Inherent danger of stoking moral policing

  • Seema Sindhu
  • 08:23 PM, 21 Aug 2021

Read Time: 06 minutes

A single judge bench of Madhya Pradesh High Court at Indore in Abhishek Chouhan Vs State of Madhya Pradesh observed, “...India are a conservative society, it has not yet reached such level (advance or lower) of civilization where unmarried girls, regardless of their religion, indulge in carnal activities with boys just for the fun of it, unless the same is backed by some future promise/assurance of marriage and to prove her point, it is not necessary every time for a victim to try to commit suicide as in the present case.”

The court made this observation while rejecting bail application of the accused against whom charges of rape and Protection of Children from Sexual Offences Act were invoked. It’s not the bail which is the moot point of discussion in this write-up, but the cultural mores the court has ennobled “in writing” in a judicial order.

The Court has gone to the extent of saying “yet reached such level (advance or lower) of civilisation” - imputing cynicism on a society where unmarried girls indulge in physical relations. This may be a great point of social debate, but it is not for courts of law to reflect on such subjects in their judgments because every word written in a judgment is casted in a dye of judicial approval or disapproval. This practice has inherent danger of stoking moral policing in society. Moral policing in itself is a big law and order issue in the country today.

Likewise, in May 2021 in Gulza Kumari and another Vs State of Punjab and others, Punjab and Haryana High Court cryptically dismissed the petition of a couple seeking protection by holding, “...As a matter of fact, the petitioners in the garb of filing the present petition are seeking seal of approval on their live-in-relationship, which is morally and socially not acceptable and no protection order in the petition can be passed. The petition stands dismissed accordingly.” The constitutional court forgot its constitutional duty to protect the ancillary rights of two consenting adults under the aegis of Article 21 of the Constitution and embroiled itself into unnecessary controversy by making such extra-judicial remarks.
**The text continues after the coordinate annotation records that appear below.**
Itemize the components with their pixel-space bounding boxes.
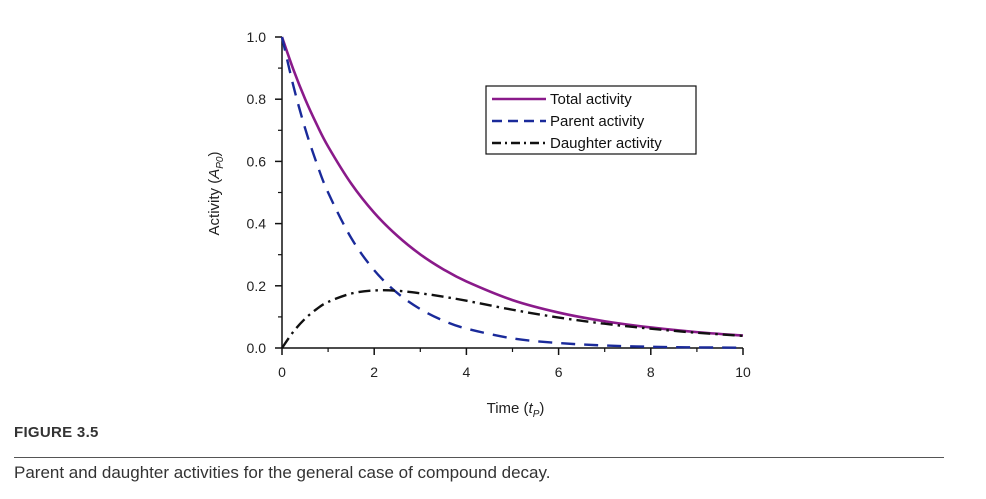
figure-caption: Parent and daughter activities for the g… bbox=[14, 463, 551, 482]
y-tick-label: 0.2 bbox=[247, 278, 267, 294]
series-lines bbox=[280, 36, 744, 349]
x-tick-label: 6 bbox=[555, 364, 563, 380]
legend-label-1: Parent activity bbox=[550, 113, 645, 130]
series-line-1 bbox=[280, 36, 744, 349]
y-tick-label: 0.8 bbox=[247, 91, 267, 107]
legend-label-2: Daughter activity bbox=[550, 135, 662, 152]
x-tick-label: 8 bbox=[647, 364, 655, 380]
y-axis-title: Activity (AP0) bbox=[206, 152, 226, 236]
caption-divider bbox=[14, 457, 944, 458]
x-axis-title: Time (tP) bbox=[487, 400, 545, 420]
x-tick-label: 4 bbox=[463, 364, 471, 380]
series-line-0 bbox=[280, 36, 744, 337]
x-tick-label: 10 bbox=[735, 364, 751, 380]
series-line-2 bbox=[281, 289, 744, 349]
legend-box bbox=[485, 85, 697, 155]
axes: 0.0 0.2 0.4 0.6 0.8 1.0 0 2 4 6 8 10 bbox=[247, 29, 751, 380]
y-tick-label: 0.0 bbox=[247, 340, 267, 356]
y-tick-label: 0.6 bbox=[247, 153, 267, 169]
x-tick-label: 0 bbox=[278, 364, 286, 380]
decay-chart: 0.0 0.2 0.4 0.6 0.8 1.0 0 2 4 6 8 10 Total activity… bbox=[206, 29, 751, 420]
legend-label-0: Total activity bbox=[550, 91, 632, 108]
figure-label: FIGURE 3.5 bbox=[14, 424, 99, 441]
y-tick-label: 0.4 bbox=[247, 216, 267, 232]
y-tick-label: 1.0 bbox=[247, 29, 267, 45]
legend: Total activity Parent activity Daughter ac… bbox=[485, 85, 697, 155]
axis-titles: Time (tP) Activity (AP0) bbox=[206, 152, 544, 420]
x-tick-label: 2 bbox=[370, 364, 378, 380]
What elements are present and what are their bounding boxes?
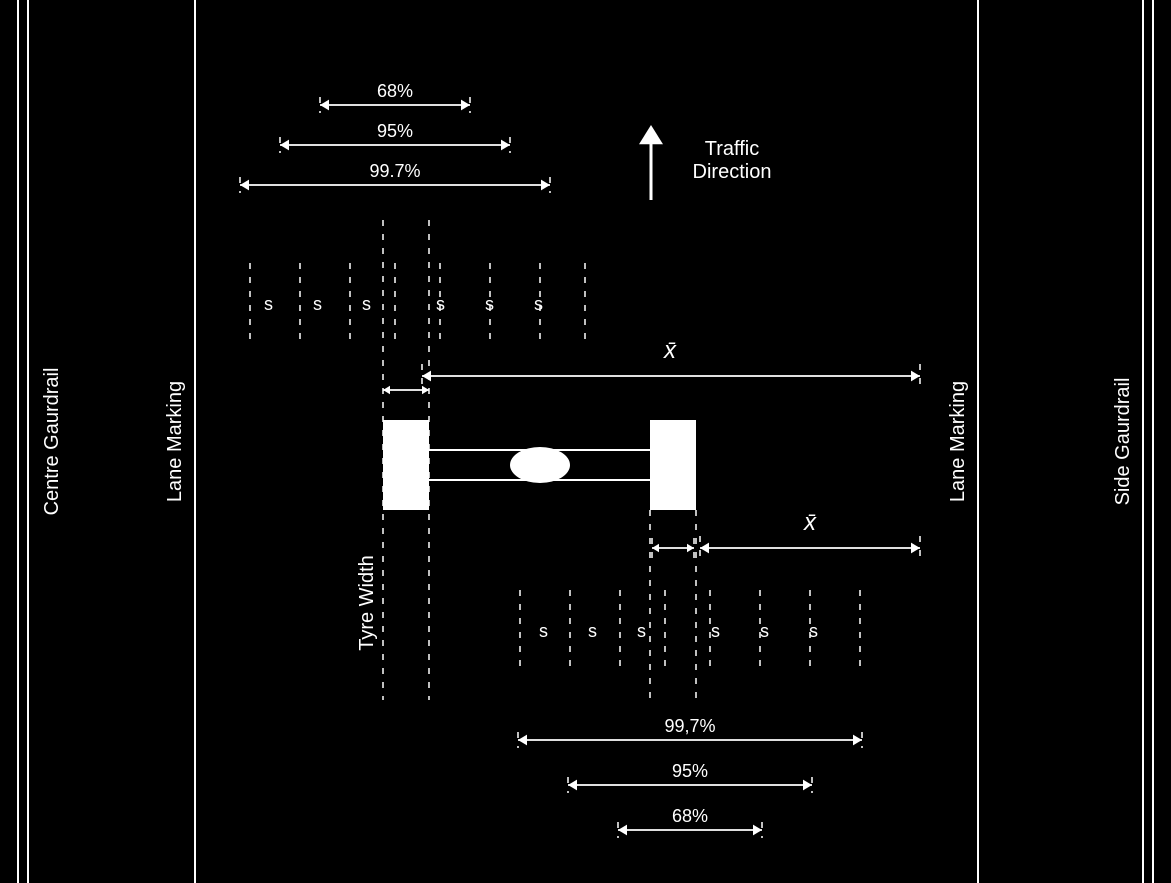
sigma-label: s (362, 294, 371, 314)
sigma-label: s (264, 294, 273, 314)
sigma-label: s (588, 621, 597, 641)
sigma-label: s (539, 621, 548, 641)
range-label: 68% (672, 806, 708, 826)
side-guardrail-label: Side Gaurdrail (1112, 378, 1134, 506)
lane-marking-right-label: Lane Marking (947, 381, 969, 502)
range-label: 95% (377, 121, 413, 141)
sigma-label: s (313, 294, 322, 314)
sigma-label: s (436, 294, 445, 314)
range-label: 99.7% (369, 161, 420, 181)
right-tyre (650, 420, 696, 510)
range-label: 95% (672, 761, 708, 781)
sigma-label: s (485, 294, 494, 314)
sigma-label: s (760, 621, 769, 641)
sigma-label: s (637, 621, 646, 641)
lane-marking-left-label: Lane Marking (164, 381, 186, 502)
range-label: 99,7% (664, 716, 715, 736)
xbar-top-label: x̄ (663, 337, 677, 364)
sigma-label: s (711, 621, 720, 641)
tyre-width-label: Tyre Width (356, 555, 378, 651)
sigma-label: s (809, 621, 818, 641)
centre-guardrail-label: Centre Gaurdrail (41, 368, 63, 516)
xbar-bot-label: x̄ (803, 509, 817, 536)
differential (510, 447, 570, 483)
sigma-label: s (534, 294, 543, 314)
left-tyre (383, 420, 429, 510)
range-label: 68% (377, 81, 413, 101)
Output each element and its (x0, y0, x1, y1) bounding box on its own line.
In yet another matter Ujjawal Vs State of Haryana in May 2021, it was again Punjab and Haryana High Court which said that “social fabric of the society would get disturbed” if protection is granted to a runway live-in couple.   

In a society where honour killings and love-jihad persecutions are so prevalent that Supreme Court had to issue elaborate guidelines in Shakti Vahini Vs UOI and Ors to protect inter-caste and inter-religious couples, such moral haranguing by courts of law covertly encourages the moral policing in society. Judicial restraint is an undervalued judicial virtue the courts should not lose under extreme pressure of spiralling cases of relationships which shake the moral moorings of society.        

(The writer is practicing law at Supreme Court. Views expressed here are personal.)